Topic: Amazon Shipping update email contains malware

[Clive]

Waiting for a delivery from Amazon.com? Well, be careful if you receive a notification in your email - as it could be that hackers are trying to trick you into infecting your computer.

We're intercepting a wave of forged emails which claim to come from order-update@amazon.com, but unlike regular emails from the dot com giant they have a malicious file attached designed to run a Trojan horse on your computer.

In a seeming attempt to entice users to open the dangerous attachment, the emails have embedded inside them an image of a familiar half-opened Amazon branded package.

The emails have the following characteristics:

Subject:
Shipping update for your Amazon.com order 254-71546325-658732

Message body:
Shipping update for your Amazon.com order 254-78546325-658742

‏[Image of Amazon package]

Please check the attachment and confirm your shipping details.

Attached file: Shipping documents.zip

Sophos detects the attached file as Troj/CryptBx-Zp and Mal/CryptBox-A.

As always, be sure that you have kept your computer's defences up to date, and ensure that you never open unsolicited email attachments.
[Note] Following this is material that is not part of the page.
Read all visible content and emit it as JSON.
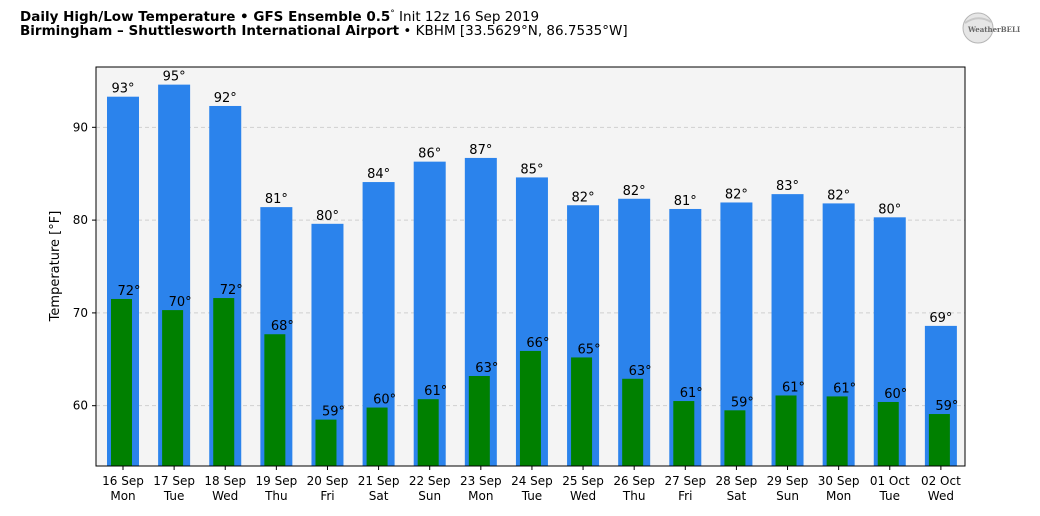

An email can claim to come from a well-established brand like Amazon, but easily be a forgery created by hackers.

                                         

[Simon]

That will catch a few people.  Thanks for the warning, Clive.

[Clive]

Well I'm a bit concerned about my new laptop!  Dell told my son that delivery would be February 4th yet he received an e-mail on Friday to say it was on its way.    I've e-mailed the Sophos warning to him but he may not see the message until tomorrow.  Unfortunately the laptop is being despatched to London so I won't get my hands on it until we see him in a month's time. 

[Simon]

Surely the rogue email isn't specific enough to detail your orders?  If so, you'd have to assume your Amazon account had been compromised.  Besides which, if that's where your laptop is coming from, wouldn't it be Amazon.co.uk?

[Simon]

Actually, I think I may have got confused!  What's your laptop from Dell, got to do with Amazon?

[Clive]

Good point Simon.  But I didn't place the order! 

[sam]

yes, I get emails like that quite often - well  you know "you ordered this" when you blatantly didn't all go nicely in my spam box.

[Simon]

Also, not all that many people here would order from Amazon.com, as it would usually be the .co.uk website, unless you're importing CDs / DVDs, etc.

[Rik]

It will spread, though.

[Simon]

Probably.  Because people will allow it to.